How dare you imply that Jewish lives trump the lives of other victims of the Nazis,You Bigoted Little Agendist Puke.

GRUP| 8.24.10 @ 11:16PM

The references to Michener remind me of the outstanding work he published as "Kent State". This still stands as one of the best reports on Left crowd control and manipulation. I seem to recall he also included some detailed data on Ayers' wife steering the male "leaders" of the rioters. There was another Michener novel {perhaps Colorado] which contains a simply fascinating look at the shifting sands of political identification from WWII through the 1960's. Aging leftists might want to review how a landslide leader can become irrelevant. Hope for massive peaceful change in 2010 and 2012. GBUSA

Kurt| 8.25.10 @ 9:05AM

It is very simple to explain it, efficient organization. Many nations took part in genocidal action throughout history or raised the Jewish question, Poland was always a center of anti-jewish sentiment and progromes but only the German conspirators of the SS special troops did it in an industrial fashion, in a very efficient way.
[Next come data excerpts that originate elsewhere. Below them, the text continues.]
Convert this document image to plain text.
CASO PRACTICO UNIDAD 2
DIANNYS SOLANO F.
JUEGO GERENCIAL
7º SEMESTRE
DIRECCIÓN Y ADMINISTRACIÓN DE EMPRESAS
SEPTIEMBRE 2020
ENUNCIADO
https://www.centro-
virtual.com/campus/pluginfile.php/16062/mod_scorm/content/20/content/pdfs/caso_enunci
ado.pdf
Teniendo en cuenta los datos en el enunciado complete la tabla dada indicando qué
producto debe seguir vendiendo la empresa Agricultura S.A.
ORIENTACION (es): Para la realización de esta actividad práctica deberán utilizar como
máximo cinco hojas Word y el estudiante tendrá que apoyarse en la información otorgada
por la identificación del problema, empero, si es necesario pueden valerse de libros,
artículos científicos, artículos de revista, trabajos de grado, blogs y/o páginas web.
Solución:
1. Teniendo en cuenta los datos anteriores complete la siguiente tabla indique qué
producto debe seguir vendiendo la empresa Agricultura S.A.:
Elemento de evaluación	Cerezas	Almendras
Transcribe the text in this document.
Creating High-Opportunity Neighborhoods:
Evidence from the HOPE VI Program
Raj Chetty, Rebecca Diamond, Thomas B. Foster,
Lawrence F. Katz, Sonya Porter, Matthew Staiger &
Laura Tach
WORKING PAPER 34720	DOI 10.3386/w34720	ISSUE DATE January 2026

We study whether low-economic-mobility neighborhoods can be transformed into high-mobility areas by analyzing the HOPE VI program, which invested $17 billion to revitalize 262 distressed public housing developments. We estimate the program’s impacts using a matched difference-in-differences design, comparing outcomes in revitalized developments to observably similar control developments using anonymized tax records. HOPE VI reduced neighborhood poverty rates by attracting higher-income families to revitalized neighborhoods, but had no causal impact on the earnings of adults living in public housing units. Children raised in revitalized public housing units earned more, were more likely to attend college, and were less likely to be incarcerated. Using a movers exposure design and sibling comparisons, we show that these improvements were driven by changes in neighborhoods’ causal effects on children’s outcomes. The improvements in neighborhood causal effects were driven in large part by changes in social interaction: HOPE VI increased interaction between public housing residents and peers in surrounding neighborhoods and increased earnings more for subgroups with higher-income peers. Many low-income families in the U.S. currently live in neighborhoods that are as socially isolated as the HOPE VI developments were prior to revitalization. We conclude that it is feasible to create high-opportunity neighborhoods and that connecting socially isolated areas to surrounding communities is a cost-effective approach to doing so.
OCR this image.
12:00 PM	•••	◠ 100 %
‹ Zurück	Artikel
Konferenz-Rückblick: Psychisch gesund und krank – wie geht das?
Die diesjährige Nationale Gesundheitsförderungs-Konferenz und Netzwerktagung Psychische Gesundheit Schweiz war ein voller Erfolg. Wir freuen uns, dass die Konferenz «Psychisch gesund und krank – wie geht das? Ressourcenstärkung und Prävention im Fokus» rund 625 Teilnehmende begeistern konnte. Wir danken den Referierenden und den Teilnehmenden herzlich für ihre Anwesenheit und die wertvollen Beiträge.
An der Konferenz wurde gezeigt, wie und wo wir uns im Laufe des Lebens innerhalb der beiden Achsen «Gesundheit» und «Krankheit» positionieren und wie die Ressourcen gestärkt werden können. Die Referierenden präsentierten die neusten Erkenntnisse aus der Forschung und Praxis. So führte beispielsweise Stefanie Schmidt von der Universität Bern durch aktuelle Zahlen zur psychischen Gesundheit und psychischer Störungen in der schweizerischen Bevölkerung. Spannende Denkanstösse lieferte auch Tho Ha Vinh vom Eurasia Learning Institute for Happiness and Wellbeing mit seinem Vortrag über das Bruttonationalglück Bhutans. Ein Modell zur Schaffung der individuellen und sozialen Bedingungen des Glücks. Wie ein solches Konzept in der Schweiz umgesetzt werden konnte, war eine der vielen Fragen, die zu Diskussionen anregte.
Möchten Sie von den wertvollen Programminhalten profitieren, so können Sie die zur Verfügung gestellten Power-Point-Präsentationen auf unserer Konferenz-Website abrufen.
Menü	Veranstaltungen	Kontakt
Only the nuremberg laws implemented the "science" in a bureaucratic fashion. Killing is also a huge logistic problem. Contrary to popular opinion you don't need many persons to carry out these crimes. Look how few guards were employed in the Treblinka site. Killing is always a matter of perspective, the United States democracy celebrated it when it ended WWII by murdering the inhabitants of two cities. We have to stop all these racial crimes and segregation. Only a great population mix will keep a nation strong, mixed religion, mixed culture, bastardization.

John II| 8.26.10 @ 1:17AM

When one looks closely at a map of the Holy Land and considers the tiny sliver of former desert wasteland claimed by the Israelis, one cannot but marvel at the shortage of ordinary hospitality exhibited by the Islamic mindset--and the warm fuzzies accorded the Nazis by middle eastern potentates during World War II.

And the soulless chatter of the West's lefty political class today, stuffing their empty hearts with chic excuses for imbecile viciousness and mass murder.

Jim| 8.26.10 @ 9:08PM

I visited Yad Vashem in 2008, and it was overwhelming. I felt immense sadness as I wondered back and forth through the exhibit. That is, until I came upon the exhibit that depicted Pope Pius as one who collaborated with the Nazis. I realized that, despite all the evidence to the contrary, the pope continues to suffer from the propaganda merchants. All I could feel after that was anger. I quickly left. I will never return, nor will I ever recommend visiting this place.